Israeli Prime Minister Benjamin Netanyahu pledged on Wednesday that the future of Israeli settlements in the occupied West Bank would be among the first issues to be negotiated if the Palestinians resume direct peace talks.
“One of the things we’ll discuss right away is settlements, and that’s what I propose doing,” he said in an interview on CNN television.
Netanyahu flew into New York earlier in the day from Washington where he met US President Barack Obama on Tuesday.
PHOTO: EPA
The US administration had been hoping that Netanyahu might extend a 10-month freeze on settlement due to expire in September, but Obama appeared to accept that Netanyahu was neither willing nor able to deliver an extension.
Netanyahu’s coalition government leans heavily on hawks, bitterly opposed to any limits on settlement in the West Bank, on land which the Palestinians claim for a future state.
Obama, hoping to take some of the sting out of the settlement dispute called for direct peace talks to begin “well before the moratorium has expired.”
In Wednesday’s CNN interview Netanyahu repeated his call for Palestinian President Mahmud Abbas to come to the negotiating table “right now, we don’t need any pretext or precondition.”
He accepted interviewer Larry King’s proposal to talk to Abbas in a three-way television hookup with Jordan’s King Abdullah if the other parties agreed.
The Palestinians froze direct negotiations in December 2008, when Israel launched a deadly 22-day offensive into the Hamas-ruled Gaza Strip, in a bid to halt cross-border rocket attacks.
Earlier on Wednesday Netanyahu addressed American Jewish leaders in New York, where he illustrated the deep bonds between Israel and the US by recalling the first hours after the Sept. 11 terror attacks in New York and Washington.
“There were reactions that were different throughout the Middle East,” he said. “In many places there were celebrations, in Israel people wept, they grieved.”
“America has no better friend, no better ally than the state of Israel,” he said.
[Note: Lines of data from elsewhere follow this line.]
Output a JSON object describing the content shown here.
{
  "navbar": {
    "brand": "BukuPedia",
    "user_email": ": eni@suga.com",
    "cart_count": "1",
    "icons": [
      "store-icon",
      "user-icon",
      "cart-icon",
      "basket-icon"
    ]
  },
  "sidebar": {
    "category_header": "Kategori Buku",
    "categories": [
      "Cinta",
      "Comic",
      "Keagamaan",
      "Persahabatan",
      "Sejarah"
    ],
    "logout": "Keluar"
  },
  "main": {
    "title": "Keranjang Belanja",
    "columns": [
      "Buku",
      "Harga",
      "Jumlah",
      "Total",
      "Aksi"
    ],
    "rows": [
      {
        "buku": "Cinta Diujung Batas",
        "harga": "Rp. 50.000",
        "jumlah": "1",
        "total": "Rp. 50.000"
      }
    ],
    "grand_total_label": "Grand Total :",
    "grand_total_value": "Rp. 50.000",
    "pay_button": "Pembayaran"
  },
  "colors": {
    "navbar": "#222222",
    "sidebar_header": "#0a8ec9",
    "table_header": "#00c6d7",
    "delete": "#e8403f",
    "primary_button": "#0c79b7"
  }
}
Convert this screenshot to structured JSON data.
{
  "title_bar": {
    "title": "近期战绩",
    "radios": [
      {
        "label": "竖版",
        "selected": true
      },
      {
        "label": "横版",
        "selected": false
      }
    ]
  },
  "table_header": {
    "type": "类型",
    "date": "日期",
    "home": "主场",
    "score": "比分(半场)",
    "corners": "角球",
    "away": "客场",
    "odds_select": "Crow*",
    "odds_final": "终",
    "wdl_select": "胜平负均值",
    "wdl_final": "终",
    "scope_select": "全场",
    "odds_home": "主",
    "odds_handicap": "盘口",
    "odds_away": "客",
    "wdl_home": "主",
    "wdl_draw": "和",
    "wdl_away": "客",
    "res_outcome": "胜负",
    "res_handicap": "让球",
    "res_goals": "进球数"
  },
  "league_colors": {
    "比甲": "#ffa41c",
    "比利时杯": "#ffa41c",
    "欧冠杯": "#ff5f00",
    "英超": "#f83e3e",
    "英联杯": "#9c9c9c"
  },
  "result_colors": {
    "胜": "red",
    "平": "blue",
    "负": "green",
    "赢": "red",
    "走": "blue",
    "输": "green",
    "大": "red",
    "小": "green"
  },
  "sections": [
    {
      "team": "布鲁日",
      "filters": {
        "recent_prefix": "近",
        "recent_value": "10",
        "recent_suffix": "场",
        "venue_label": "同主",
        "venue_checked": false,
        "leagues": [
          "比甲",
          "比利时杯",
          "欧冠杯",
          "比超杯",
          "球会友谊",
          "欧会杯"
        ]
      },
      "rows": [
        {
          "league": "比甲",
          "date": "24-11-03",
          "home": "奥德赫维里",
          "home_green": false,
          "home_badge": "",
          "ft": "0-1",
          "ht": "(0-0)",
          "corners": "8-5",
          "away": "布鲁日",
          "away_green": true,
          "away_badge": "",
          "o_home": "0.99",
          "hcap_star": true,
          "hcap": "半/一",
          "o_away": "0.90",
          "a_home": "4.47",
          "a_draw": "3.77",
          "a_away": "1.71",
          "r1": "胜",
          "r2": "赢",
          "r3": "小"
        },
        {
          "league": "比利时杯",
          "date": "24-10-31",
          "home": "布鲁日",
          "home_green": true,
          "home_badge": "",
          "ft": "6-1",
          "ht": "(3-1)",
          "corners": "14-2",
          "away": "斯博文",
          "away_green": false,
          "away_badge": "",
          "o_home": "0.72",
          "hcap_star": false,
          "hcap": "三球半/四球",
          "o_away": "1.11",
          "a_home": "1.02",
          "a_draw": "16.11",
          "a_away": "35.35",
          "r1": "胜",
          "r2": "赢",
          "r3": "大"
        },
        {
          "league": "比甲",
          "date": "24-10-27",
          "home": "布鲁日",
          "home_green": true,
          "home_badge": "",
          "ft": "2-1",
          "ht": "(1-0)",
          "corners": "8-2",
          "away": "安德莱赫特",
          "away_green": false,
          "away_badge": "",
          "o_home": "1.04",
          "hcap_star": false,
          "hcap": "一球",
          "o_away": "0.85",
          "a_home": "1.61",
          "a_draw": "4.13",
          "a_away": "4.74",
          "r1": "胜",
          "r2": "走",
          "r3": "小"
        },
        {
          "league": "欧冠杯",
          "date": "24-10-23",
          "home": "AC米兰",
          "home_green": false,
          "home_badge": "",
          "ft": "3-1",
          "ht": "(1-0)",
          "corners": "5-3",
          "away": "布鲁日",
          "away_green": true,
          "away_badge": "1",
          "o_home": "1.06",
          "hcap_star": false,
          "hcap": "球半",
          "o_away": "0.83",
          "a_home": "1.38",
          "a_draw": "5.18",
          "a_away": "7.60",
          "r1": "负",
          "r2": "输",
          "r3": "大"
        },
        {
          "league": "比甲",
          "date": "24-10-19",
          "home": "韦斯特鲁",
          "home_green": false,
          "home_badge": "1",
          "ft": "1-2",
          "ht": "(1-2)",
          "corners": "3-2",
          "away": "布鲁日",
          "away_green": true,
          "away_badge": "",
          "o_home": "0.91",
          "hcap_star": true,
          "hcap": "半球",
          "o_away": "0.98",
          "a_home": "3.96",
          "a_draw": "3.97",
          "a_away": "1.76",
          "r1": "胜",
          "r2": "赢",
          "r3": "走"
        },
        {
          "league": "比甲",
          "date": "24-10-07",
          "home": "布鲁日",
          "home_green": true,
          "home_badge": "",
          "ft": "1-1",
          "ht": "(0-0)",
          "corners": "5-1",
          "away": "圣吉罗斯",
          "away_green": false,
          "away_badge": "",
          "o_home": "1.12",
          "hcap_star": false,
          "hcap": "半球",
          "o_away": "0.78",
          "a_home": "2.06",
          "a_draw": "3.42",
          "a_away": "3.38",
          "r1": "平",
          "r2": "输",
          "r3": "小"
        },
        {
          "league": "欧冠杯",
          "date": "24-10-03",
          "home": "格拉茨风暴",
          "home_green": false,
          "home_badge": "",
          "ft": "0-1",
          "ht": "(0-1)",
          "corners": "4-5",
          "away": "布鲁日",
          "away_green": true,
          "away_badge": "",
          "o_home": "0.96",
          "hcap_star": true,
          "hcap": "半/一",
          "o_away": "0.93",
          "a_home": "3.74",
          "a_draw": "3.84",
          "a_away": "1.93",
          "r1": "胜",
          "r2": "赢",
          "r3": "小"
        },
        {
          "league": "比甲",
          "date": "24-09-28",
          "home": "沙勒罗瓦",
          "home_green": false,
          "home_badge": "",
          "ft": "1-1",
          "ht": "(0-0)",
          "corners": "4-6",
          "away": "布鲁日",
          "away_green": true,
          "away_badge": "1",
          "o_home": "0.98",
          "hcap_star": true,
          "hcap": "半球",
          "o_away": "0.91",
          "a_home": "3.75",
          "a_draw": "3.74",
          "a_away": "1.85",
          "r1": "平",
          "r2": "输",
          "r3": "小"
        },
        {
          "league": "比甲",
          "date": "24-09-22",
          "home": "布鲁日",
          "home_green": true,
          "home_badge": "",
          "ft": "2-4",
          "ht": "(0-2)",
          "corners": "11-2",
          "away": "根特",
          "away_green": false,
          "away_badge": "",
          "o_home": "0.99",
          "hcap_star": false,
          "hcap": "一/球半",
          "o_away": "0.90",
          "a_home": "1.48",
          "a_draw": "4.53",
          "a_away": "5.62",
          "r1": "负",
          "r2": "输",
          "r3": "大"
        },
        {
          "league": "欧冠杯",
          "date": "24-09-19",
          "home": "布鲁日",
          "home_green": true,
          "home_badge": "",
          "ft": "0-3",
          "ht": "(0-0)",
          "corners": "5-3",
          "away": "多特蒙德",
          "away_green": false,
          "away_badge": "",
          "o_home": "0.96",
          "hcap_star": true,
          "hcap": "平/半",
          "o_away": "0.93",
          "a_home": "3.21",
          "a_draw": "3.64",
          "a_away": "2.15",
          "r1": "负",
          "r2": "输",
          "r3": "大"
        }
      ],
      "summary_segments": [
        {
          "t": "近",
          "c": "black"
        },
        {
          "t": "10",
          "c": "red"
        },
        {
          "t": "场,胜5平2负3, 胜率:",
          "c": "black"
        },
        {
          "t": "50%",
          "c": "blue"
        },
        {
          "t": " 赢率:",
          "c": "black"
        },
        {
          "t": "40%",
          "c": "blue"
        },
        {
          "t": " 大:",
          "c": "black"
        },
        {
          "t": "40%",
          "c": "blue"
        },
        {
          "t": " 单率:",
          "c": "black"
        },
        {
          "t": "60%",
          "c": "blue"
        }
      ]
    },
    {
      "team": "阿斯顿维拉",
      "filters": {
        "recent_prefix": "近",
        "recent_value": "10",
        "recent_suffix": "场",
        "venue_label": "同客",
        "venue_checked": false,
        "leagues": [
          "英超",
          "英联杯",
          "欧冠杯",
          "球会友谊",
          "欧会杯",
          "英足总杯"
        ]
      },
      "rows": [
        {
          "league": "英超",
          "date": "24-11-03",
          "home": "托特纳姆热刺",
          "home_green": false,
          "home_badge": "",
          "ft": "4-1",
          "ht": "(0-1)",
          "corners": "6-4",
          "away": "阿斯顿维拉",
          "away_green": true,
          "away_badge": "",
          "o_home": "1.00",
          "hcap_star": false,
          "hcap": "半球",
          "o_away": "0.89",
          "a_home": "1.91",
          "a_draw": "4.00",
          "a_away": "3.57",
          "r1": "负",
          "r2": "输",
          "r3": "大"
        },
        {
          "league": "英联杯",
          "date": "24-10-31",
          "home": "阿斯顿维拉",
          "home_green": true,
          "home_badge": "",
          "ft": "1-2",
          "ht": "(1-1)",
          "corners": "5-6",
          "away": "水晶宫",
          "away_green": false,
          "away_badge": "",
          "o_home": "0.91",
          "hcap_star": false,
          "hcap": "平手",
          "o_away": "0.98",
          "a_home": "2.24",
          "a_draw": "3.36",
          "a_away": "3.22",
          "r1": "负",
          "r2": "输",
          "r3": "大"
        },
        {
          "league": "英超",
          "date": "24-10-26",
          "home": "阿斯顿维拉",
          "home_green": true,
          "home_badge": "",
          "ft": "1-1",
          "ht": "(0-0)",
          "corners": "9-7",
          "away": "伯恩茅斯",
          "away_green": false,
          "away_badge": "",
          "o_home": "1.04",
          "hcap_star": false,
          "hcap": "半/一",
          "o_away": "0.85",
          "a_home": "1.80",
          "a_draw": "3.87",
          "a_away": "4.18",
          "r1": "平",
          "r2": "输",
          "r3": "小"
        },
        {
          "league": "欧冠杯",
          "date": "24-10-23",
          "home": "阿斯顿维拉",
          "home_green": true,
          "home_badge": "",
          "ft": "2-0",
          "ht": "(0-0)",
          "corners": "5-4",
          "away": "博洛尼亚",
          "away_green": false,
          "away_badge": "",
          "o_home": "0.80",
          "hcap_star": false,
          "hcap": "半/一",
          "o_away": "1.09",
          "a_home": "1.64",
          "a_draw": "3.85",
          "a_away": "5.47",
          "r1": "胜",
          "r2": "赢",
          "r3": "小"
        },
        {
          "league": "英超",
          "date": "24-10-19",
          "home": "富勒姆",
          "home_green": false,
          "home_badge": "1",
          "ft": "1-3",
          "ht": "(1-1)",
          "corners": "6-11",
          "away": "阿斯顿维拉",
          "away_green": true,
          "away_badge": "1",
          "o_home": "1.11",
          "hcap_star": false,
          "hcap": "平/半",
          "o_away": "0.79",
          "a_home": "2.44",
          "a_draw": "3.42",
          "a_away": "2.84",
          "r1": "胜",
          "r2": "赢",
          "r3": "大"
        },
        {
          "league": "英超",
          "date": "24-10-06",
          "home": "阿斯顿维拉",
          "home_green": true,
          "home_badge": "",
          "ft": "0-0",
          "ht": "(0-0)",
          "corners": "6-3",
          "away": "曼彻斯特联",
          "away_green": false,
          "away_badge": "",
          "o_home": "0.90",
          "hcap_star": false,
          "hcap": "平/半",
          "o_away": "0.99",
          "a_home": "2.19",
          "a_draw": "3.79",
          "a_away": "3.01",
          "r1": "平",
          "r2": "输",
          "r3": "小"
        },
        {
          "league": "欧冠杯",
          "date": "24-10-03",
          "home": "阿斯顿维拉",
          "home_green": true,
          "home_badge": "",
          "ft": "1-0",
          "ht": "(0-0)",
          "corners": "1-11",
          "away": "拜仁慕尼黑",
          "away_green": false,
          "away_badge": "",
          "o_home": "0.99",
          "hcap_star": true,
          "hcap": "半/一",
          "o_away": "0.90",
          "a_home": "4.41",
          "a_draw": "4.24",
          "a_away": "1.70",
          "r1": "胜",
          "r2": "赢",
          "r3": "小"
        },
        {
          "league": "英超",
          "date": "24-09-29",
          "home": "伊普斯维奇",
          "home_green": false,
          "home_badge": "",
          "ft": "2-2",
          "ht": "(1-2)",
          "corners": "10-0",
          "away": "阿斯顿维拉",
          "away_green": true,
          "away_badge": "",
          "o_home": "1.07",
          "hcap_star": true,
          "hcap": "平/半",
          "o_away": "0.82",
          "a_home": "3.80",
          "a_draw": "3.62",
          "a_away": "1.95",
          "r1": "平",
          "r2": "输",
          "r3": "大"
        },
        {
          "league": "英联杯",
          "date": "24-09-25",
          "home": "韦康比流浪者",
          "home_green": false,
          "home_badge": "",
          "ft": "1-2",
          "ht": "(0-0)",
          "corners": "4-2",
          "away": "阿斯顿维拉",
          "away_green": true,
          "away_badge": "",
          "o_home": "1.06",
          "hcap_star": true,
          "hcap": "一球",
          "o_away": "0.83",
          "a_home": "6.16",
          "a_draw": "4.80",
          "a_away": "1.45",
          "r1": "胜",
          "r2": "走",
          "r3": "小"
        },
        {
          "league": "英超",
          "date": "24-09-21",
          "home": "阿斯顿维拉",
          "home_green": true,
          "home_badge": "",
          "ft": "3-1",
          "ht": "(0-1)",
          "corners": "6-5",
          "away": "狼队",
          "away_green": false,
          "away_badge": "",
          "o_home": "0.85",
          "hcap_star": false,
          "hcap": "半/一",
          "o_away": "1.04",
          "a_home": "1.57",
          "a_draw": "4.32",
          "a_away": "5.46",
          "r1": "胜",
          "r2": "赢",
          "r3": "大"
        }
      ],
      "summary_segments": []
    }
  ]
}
He told the audience that other issues, which would have to be enshrined in negotiations with the Palestinian,s were assurances that a Palestinian state would be demilitarized and unable to smuggle in heavy weaponry such as rockets.
Another, he said, was recognition of Israel as a Jewish state, meaning that Palestinian refugees would have to settled in the Palestinian state and forego claims to return to homes in what is now Israel.
Netanyahu expressed his country’s security concerns in talks with US Secretary of Defense Robert Gates before leaving Washington on Wednesday.
Among them, an Israeli official said, was the fear that once US troops leave Iraq, Israel could again face threats from the east for the first time in the past decade.
Former Iraqi president Saddam Hussein fired several Scud missiles into Israel during the first Gulf war, but the comment was also seen as a reference to Israel’s wish to remain in the Jordan Valley as part of a final peace deal, with the Israeli military acting as a buffer between a Palestinian state and Jordan.